We at BenefitPlace (.biz) and BP Trade Show (.com) have long been discussing the feasibility of a shift from traditional "Commission and Renewal Based" compensation to a "Fee Based" system. Our interest in this shift pre-dated Health Insurance Reform, Ratios, etc. As Carrier/Providers have reduced the systemic commissions and renewals, we have noted increased interest and discussions on this topic among Insurers and Brokers within Social Media Networks such as Linkedin, ProducersWeb, Insurance Campus, and in the Insurance and Benefits related media!
What we did not address in these discussions was the willingness of the marketplace to accept a "Fee Based" model of compensation! Throughout the history of Insurance and Benefits, the Carrier/Providers of the Policies, Plans, Programs and related Services compensated the Broker/Agents for their capacity as "Distributors". The Insurance Companies provided training, materials, and back-office services to support the Brokers. Generally, they compensated Broker/Distributors with lucrative commissions and renewals. An entire Industry evolved based on this compensation model! Many Individuals lived well and many Companies thrived!
The "Buyers" of the Policies, Plans, Programs, and Services did not directly pay the Commissions and Renewals. For the most part the "Buyers" were not aware of the amount of compensation the Brokers/Distributors received or consider that the commissions and renewals were built into the Pricing and Premiums by the Carrier/Providers. Even when the premiums began increasing dramatically year after year - outstripping inflation and wage increases - few buyers and decision-makers considered that the higher premiums translated into higher commissions for the Broker/Distributors! "Transparency" never was, and still is not, the favorite topic of the Carrier/Providers or the Broker/Distributors!
What is often lost in current discussions is that Broker/Distributors play an essential role in bridging the the major gap between the Carrier/Providers and the "Buyers" of the Policies, Plans, Programs, and Services! The task of the Carrier/Providers is to manufacture and profit by these Policies, Plans, Programs, Services. For the most part they answer to stockholders and success is measured by: Revenue Growth, Dividends and Earnings.
The Brokers, on the other hand, must search out and work with potential "Buyers". The task of "Prospecting" can be time consuming and costly! Most Brokers assist: the Individuals, Organizations, Employers, and Employees in determining areas of "Risk"; identifying solutions to mitigate the "Risk"; selecting appropriate Carrier/Providers who have developed the "Coverage" required; and in finding the "Premium or Cost" based on the Prospects "Price-Points"! The Broker must search out and work with the potential clients on a personal basis - whether an Individual or large multi-faceted Organization.
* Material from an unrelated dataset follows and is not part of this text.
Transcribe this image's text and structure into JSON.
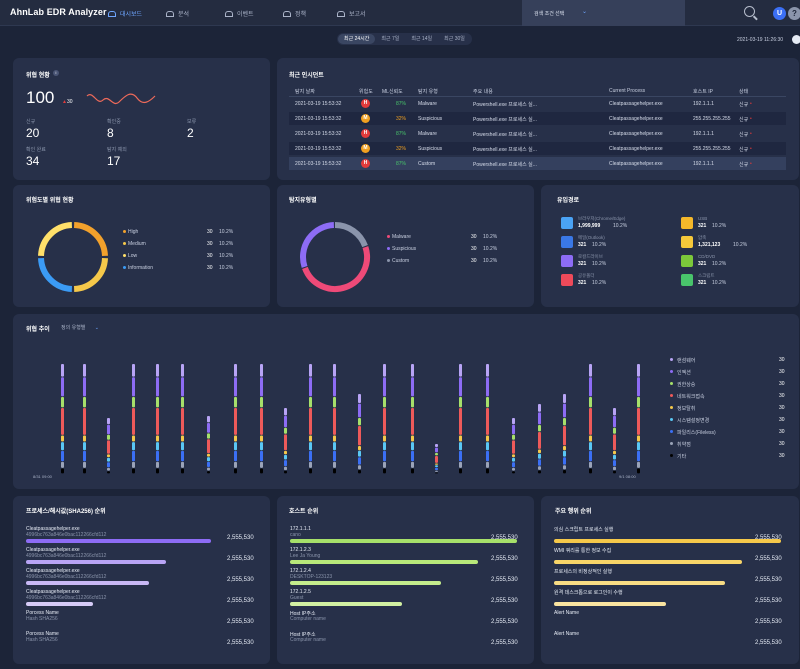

In many cases several brokers must work together to package the appropriate tools to protect the potential client against Risk. Unfortunately, these efforts, often developed behind the scenes, are not fully appreciated by the Carrier/Providers, the "Buyers" and certainly not the State or Federal Government Entities! To make a shift to a "Fee Based" model these levels of understanding must change and become informed.
Making the shift to a "Fee Based" model may require a concerted effort on the part of the Broker/Distributors, with the assistance of Carrier /Providers, to better inform Individuals, Organizations, Employers, and Employees about the roll the Broker/Distributors play in the process of mitigating risk and providing affordable protection! For Broker/Distributors to survive, and continue to provide their valuable services, a shift to a "Fee Based" model in the Insurance and Benefits Industries may be required! Within the Financial Services Industries this is not the first time a shift to a "Fee Based" model was necessary!
Having been involved in the Financial Services Markets in the '70s, I witnessed the same type of shift. Discount Brokerage and Online Services took their pieces of the pie - leaving Traditional Stock Brokers with a group of clients who were sincerely looking, and willing to pay, for advice. Traditional Stock Brokers who shifted to the "Fee Based" model, and became Consultants, have been doing extremely well and enjoying the positioning of "Trusted Advisors"!
The same may hold true for the Insurance and Benefits Marketplace! Individuals, Organizations, Employers and Employees, who are generally to busy to research, select, and implement integrated Insurance/Benefit Plans, may gravitate to - and be willing to pay for - Broker Advisors who are willing to invest the time to work with them to meet their specific needs. The amount of time and expertise required would dictate the "Fee" charged!
I think the biggest question may be - How to structure the pricing? Using the Financial Services Model which looks at a "Fee" plus Percentage of "Assets Under Management" might have some application. Our research team is looking at the concept of a "Fee plus Percentage of Insurance or Premium Under Management" for Brokers and Consultants in the Insurance and Benefits Industries.
As the impact of reforms take place and shrinking commissions unfold, it will be interesting to see how the Broker/Distributor, Carrier/Provider, and the Prospect/Buyer sectors act and react!